Owszem, ludzie, którzy w parlamentarnym zespole Macierewicza, organie , nie oszukujmy się, czysto politycznym, działają, mają niewielkie pojęcie o badaniu katastrof lotniczych. Są dobrymi specjalistami w różnych dziedzinach, ale na tej specyficznej sferze średnio się wyznają. Potwierdzają to zresztą ich zeznania w prokuraturze, z których wynika, że pasjonują się lotnictwem, ale zawodowo niewiele z nim mieli wspólnego. A więc raczej hobbyści, a nie spece i nie ma w tej kwestii wątpliwości.
Problem polega jednak na tym, że ci hobbyści i kabareciarze stworzyli podwaliny pod smoleńską wersję wydarzeń, która przemawia do wcale nie małej grupy naszego społeczeństwa. Grupy, która jest albo stuprocentowo przekonana, albo przychyla się do wersji, że w Smoleńsku doszło do zamachu. Według jednego z sondaży to nawet 1/3 Polaków. A więc ta 1/3 najwyraźniej nie podważa ich kompetencji do wyrażania swoich eksperckich sądów.

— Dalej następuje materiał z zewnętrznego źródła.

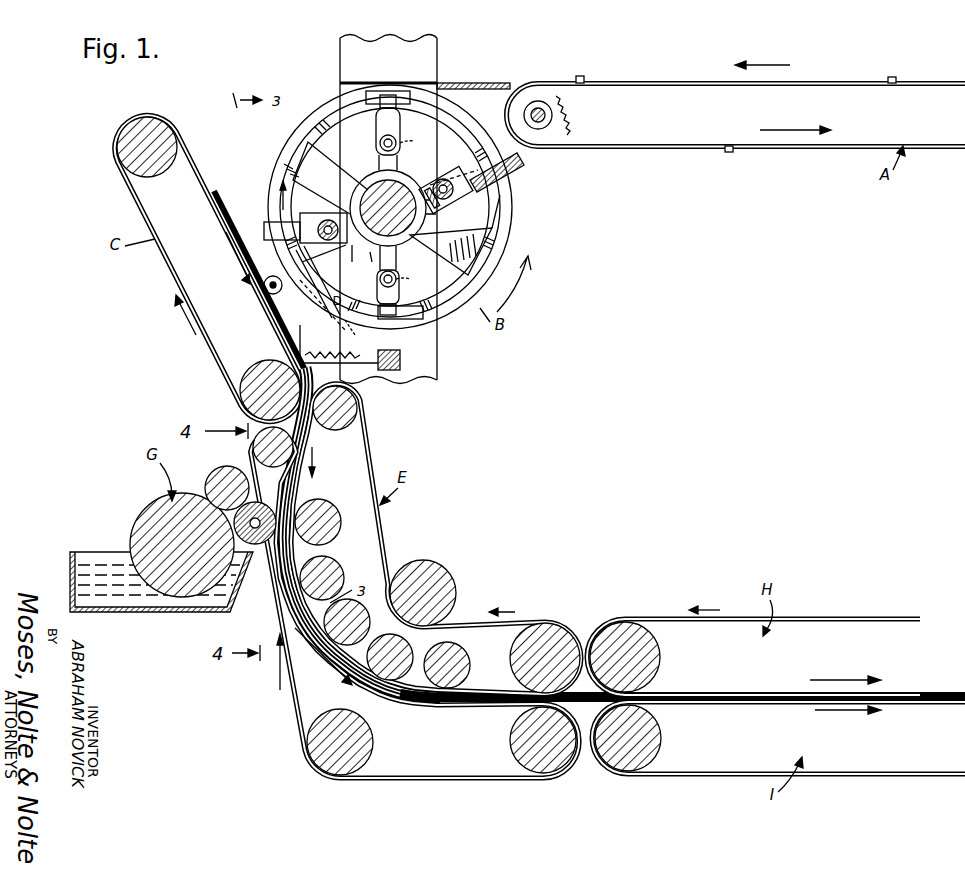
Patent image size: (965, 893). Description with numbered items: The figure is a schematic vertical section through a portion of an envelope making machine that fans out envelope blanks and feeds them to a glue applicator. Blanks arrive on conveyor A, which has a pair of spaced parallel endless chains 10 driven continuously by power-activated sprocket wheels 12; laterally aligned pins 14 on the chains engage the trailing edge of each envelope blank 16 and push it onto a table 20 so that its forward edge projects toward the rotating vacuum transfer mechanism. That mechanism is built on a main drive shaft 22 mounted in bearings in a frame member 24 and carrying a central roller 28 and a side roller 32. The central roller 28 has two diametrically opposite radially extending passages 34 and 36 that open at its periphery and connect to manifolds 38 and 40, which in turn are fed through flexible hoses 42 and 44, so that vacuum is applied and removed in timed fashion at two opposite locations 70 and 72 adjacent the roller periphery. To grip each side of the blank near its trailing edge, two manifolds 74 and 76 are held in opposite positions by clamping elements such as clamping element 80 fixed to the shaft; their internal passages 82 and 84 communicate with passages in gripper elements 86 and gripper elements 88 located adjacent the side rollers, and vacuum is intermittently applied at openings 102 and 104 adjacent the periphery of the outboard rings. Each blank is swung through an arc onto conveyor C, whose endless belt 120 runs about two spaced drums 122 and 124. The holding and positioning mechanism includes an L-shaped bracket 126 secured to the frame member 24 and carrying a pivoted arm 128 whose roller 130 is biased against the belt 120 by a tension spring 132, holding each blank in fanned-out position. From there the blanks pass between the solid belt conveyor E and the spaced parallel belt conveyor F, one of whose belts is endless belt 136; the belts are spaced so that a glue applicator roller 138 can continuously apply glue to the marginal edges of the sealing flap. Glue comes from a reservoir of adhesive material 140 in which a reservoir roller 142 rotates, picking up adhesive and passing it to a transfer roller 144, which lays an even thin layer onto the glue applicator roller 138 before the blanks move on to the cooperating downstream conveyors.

The endless chain 10 is at (598, 86).
The sprocket wheel 12 is at (566, 118).
The pin 14 is at (581, 75).
The envelope blank 16 is at (225, 190).
The table 20 is at (470, 80).
The main drive shaft 22 is at (350, 192).
The frame member 24 is at (437, 371).
The central roller 28 is at (373, 91).
The side roller 32 is at (328, 100).
The radially extending passage 34 is at (376, 132).
The radially extending passage 36 is at (400, 286).
The manifold 38 is at (417, 133).
The manifold 40 is at (411, 263).
The flexible hose 42 is at (391, 267).
The flexible hose 44 is at (380, 144).
The vacuum location 70 is at (398, 82).
The vacuum location 72 is at (400, 361).
The manifold 74 is at (465, 201).
The manifold 76 is at (318, 252).
The clamping element 80 is at (382, 260).
The internal passage 82 is at (438, 180).
The internal passage 84 is at (345, 212).
The gripper element 86 is at (354, 263).
The gripper element 88 is at (455, 178).
The opening 102 is at (264, 228).
The opening 104 is at (505, 166).
The endless belt 120 is at (178, 286).
The drum 122 is at (135, 146).
The drum 124 is at (262, 390).
The L-shaped bracket 126 is at (366, 381).
The pivoted arm 128 is at (262, 277).
The roller 130 is at (283, 282).
The tension spring 132 is at (352, 318).
The endless belt 136 is at (296, 716).
The glue applicator roller 138 is at (300, 490).
The reservoir of adhesive material 140 is at (103, 568).
The reservoir roller 142 is at (148, 507).
The transfer roller 144 is at (236, 466).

Wiara w kompetencje Wiesława Biniendy, Kazimierza Nowaczyka czy Grzegorza Szuladzińskiego nie wzięła się znikąd. To efekt tego, że od dłuższego czasu opowiadają swoje wersje wydarzeń bez żadnej konfrontacji z ekspertami w dziedzinie wypadków lotniczych. Swoje referaty wygłaszają w gronie zwolenników teorii spiskowych, poklepywani są po plecach przez prawicowych publicystów i zagłaskiwani przez polityków PiS.
Debata w PAN byłaby więc szansą, żeby ich twierdzeniom dali odpór ci, którzy w mediach mówią, że żadnego wybuchu w Smoleńsku nie było. Był za to nieszczęśliwy wypadek i potrafią przekonująco o tym powiedzieć. Bredzą? Udowodnijcie to! To nieśmieszeni kabareciarze? Obnażcie czerstwość ich dowcipów. Pokażcie - siłą argumentów - że to nic niewarci pasjonaci, którzy lepiej niech się zajmą sklejaniem modeli, a nie ogłupianiem ludzi. Dzięki temu, być może, uda się wyrwać przynajmniej część Polaków z obłędu teorii o wybuchach, rosyjskich spiskach i polskich sługusach Kremla. Trzeba jednak siąść do rozmowy, a nie z góry ją wykluczać i uparcie pozostawać przy tym nieznośnym status quo, gdzie jasno wytyczona jest linia między zdrajcami (tymi od Laska) i oszołomami (tymi od Macierewicza).